As with any Herzog effort, there are pleasures to be found in Fireball, but the end result still offers decisively diminishing returns for the prolific director.
There was a time when the release of a new Werner Herzog film, whether a new oddball fiction effort or a probing documentary, was a sizable event, a cause for raucous celebration. After all, the celebrated filmmaker, whose ‘70s efforts delivered what are regarded as some of the best films ever made, demonstrated a near hyperactive energy with each film and was almost always charting new territory. Sometimes those territories were literal, as with Encounters at the End of the World and its subsequent built-in marketing boasting Herzog’s achievement of having made a film in every continent. But that familiar enthusiasm has waned throughout the past decade, even for his biggest fans, after the plethora of underwhelming and regurgitative releases.

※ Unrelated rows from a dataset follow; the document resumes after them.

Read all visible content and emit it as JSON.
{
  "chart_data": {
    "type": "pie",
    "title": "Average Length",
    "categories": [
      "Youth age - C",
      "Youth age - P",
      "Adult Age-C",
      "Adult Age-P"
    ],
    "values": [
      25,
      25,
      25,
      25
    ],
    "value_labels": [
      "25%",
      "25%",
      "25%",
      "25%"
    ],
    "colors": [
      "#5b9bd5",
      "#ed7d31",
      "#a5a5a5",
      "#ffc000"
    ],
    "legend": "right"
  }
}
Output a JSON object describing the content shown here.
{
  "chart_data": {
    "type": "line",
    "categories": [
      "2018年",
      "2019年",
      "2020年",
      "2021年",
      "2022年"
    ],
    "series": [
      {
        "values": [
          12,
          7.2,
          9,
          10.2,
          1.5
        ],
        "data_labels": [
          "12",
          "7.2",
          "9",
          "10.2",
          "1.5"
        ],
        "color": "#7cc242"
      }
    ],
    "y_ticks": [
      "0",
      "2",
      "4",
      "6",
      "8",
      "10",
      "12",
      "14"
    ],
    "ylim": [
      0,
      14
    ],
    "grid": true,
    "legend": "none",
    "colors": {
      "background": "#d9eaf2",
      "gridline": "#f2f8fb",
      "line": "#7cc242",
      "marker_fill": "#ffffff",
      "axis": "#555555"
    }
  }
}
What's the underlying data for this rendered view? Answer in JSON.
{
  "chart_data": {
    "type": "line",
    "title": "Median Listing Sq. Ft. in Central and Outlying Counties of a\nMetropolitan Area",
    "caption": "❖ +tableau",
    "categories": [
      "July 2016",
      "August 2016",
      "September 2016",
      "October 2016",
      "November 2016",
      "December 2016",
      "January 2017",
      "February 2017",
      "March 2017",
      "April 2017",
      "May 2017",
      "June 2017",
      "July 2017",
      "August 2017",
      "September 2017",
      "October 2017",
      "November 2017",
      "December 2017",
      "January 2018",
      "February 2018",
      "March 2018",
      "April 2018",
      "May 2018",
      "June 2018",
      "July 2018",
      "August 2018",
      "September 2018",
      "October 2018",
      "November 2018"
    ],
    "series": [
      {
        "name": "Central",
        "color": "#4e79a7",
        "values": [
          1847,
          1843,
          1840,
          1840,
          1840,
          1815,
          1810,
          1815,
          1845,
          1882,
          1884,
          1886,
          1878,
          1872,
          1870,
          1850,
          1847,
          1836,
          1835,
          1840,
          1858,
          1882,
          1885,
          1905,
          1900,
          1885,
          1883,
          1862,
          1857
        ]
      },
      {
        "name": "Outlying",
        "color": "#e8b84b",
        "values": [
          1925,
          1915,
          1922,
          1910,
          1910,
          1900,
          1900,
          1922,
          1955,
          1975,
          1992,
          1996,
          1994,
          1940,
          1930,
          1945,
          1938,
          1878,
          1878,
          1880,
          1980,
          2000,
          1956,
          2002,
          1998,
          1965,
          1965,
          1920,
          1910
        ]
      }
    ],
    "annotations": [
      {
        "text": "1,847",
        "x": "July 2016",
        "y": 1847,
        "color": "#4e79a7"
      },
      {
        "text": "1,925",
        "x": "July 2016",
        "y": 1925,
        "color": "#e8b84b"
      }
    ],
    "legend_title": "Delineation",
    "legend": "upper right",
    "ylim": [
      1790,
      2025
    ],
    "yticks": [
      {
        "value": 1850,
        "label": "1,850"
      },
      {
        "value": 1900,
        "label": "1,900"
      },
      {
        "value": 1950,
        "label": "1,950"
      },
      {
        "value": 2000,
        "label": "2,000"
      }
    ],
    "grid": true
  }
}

Fresh off one of the worst films of his career — the Japan-set, lightly fictive Family Romance, LLC — Herzog here opts to co-direct Fireball: Visitors from Darker Worlds with Clive Oppenheimer, a British volcanologist who has appeared in some of his previous documentaries, such as the aforementioned Antarctic Encounters and 2016’s Into the Inferno. Oppenheimer doesn’t just co-direct, though, but also operates as the film’s center: he acts as interviewer to the film’s chosen experts, explores various locales, and guides the informational rhetoric of choice in Fireball — meteorites.
So yeah, theoretically fascinating stuff, made a bit more attractive thanks to the meme-worthy but always entrancing narration courtesy of Herzog. What’s less familiar here is the German filmmaker’s role as a mentor figure for Oppenheimer, who takes the reins in navigating the considerable subject matter and locations. He’s only periodically interrupted by Herzog, who jumps in to question certain images and conclusions, and (in true Werner fashion) inserts himself into interviews in order to chime in with some esoteric musings that connect the film’s science-centric presentation with the director’s familiar mystical leanings. And as the film proceeds, Oppenheimer increasingly employs similar tactics, which makes for an interesting sub-narrative of its own amidst all the talk of space and rocks and potential Armageddon.
But, at its core, Fireball is, quite literally, still a film about people looking at rocks that fell from the heavens. There’s a long segment in which we see Oppenheimer picking up one such heavy rock: his face is full of wonder, surprise, and excitement, but these feelings don’t effectively transfer to viewers with the same vitality. Why exactly is holding a rock that fell from space so powerful and important? It’s communicated many times throughout the film that we’re all made from the very same elements as those meteorites, and the famous Carl Sagan adage — “We’re made of star stuff” — is repeated by at least three different people. What’s only hinted at and never properly explored is why and how holding one of these falling stars is such a wonderful truth, on par with, say, holding our loved ones?
There’s no denying Fireball features some fascinating segments, such as when the directing duo explores the station that surveils Earth’s orbit twenty-four-seven as a precaution against any large meteorites that would strike our planet and wreak devastation. And other Herzogian moments intrigue, such as when the director jumps in to add a meta wrinkle by narrating and criticizing a particular shot’s mise-en-scène. Mostly though, Fireball only manages to slightly outpace — in entertainment value, information dissemination, and poetic consideration — any made-for-TV National Geographic dissertation on the same subject.
You can stream Werner Herzog & Clive Oppenheimer’s Fireball: Visitors from Darker Worlds on Apple TV+ beginning on November 13.